Hattie Lawton, also jailed but not executed, pleaded with Confederate authorities to grant Webster's wish to be shot, rather than to make him suffer a felon's death by hanging. Despite Lincoln’s message and Hattie's plea, Webster was hanged on April 29, 1862. "He was" wrote Pinkerton, "a faithful, brave, true-hearted man" for whom "Fear was an element entirely unknown."
British-born Union spy and Pinkerton operative Timothy Webster was a former New York City police officer expert at striking up acquaintances with people who unwittingly became sources. As Pinkerton later wrote, everyone who met Webster “yielded to the magic of his blandishments and was disposed to serve him whenever possible.”
Lewis next went to work finding and arresting deserters for Colonel Lafayette Baker, head of the federal secret service in Washington. After the war he tried to start his own detective agency, which failed due to his partner’s drinking problem. A memoir by Pinkerton, who blamed Lewis for Webster's hanging, put the kibosh on his second attempt. For much more on Lewis's tragic life, I refer you to Double Death: The True Story of Pryce Lewis, The Civil War’s Most Daring Spy. The book also expands on the early days of the Pinkerton Agency, as well as making use of the primary documents and photographs in St. Lawrence University's Pryce Lewis collection.

5 comments:

  1. The Baltimore plot involved an Italian immigrant barber, who would have shot Lincoln and then escaped with the aid of Southern sympathizing law enforcement. Lincoln entered the city at night, in a "disguise", and lived to be ridiculed for it by newspapers denouncing his lack of manly courage.
    I wonder what they had to say 4 years later.
    And where was the Pinkerton intelligence then, when Booth was aided by a red-herring pursuit during his escape?
    The police superintendent who gave information about the 1861 plot was named John Kennedy--a coincidence or an eerie cosmology?

    ReplyDelete
  2. Pryce is seen here with Captain George S. Patton...
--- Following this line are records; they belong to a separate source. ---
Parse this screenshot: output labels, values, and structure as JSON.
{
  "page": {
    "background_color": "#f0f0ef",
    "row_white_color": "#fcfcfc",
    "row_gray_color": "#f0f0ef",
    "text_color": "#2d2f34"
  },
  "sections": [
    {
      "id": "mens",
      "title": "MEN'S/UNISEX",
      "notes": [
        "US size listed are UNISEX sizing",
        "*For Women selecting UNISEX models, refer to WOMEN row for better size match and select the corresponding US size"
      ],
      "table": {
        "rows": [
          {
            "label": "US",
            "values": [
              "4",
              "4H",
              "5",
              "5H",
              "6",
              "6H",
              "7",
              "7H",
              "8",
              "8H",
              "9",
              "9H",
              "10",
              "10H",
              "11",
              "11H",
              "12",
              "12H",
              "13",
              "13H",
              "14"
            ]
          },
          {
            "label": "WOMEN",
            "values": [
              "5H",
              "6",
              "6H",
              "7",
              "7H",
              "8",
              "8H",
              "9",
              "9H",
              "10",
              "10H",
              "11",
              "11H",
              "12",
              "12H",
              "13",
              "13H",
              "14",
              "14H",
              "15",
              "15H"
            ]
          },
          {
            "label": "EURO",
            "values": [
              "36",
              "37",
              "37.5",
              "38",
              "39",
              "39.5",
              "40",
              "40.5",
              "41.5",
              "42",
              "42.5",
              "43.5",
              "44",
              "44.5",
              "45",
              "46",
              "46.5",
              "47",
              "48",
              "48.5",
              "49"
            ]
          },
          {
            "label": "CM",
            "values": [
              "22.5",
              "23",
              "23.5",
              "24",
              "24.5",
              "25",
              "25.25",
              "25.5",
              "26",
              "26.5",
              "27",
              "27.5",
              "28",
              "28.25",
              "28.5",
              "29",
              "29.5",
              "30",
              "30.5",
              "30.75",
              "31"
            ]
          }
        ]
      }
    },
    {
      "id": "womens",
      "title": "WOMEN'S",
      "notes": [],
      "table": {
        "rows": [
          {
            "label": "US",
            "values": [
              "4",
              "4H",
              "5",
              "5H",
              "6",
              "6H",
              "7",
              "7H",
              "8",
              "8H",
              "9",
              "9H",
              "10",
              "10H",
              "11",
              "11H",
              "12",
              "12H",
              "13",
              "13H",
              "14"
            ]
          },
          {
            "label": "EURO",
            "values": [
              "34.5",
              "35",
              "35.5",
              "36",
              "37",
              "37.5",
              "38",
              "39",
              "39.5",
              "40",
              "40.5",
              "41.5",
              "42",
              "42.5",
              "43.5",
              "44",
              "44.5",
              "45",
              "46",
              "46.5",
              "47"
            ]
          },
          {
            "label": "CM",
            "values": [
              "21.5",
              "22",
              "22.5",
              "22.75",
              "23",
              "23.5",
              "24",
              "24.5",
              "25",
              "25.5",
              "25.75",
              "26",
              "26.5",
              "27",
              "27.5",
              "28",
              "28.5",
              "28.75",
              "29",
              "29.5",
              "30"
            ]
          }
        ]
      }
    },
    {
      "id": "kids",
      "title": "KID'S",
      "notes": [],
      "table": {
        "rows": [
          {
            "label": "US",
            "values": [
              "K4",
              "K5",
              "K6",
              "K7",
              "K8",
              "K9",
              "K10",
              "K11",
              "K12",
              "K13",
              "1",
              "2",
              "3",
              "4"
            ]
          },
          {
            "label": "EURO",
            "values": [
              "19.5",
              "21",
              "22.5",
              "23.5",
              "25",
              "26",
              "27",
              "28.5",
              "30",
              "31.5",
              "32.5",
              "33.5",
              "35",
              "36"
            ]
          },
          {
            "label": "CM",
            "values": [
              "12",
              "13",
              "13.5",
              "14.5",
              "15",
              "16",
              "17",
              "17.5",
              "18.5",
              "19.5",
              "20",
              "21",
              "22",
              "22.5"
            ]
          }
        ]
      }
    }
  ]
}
    The grandfather, of course, of the much better known WWII general George S. Patton, about whom I learned a great deal to write a magazine cover story a few years ago.

    p.s. Lincoln (and also Lewis) really did wear those stove pipe hats back then!

    ReplyDelete
    Replies
    1. Higher hats for hotter heads!

      Delete
  3. For more on T. Webster, there's a new biography out about him as well (A Spy for the Union).

    ReplyDelete
  4. If only confederates use some spyware applications, the war would be over in days or mere month.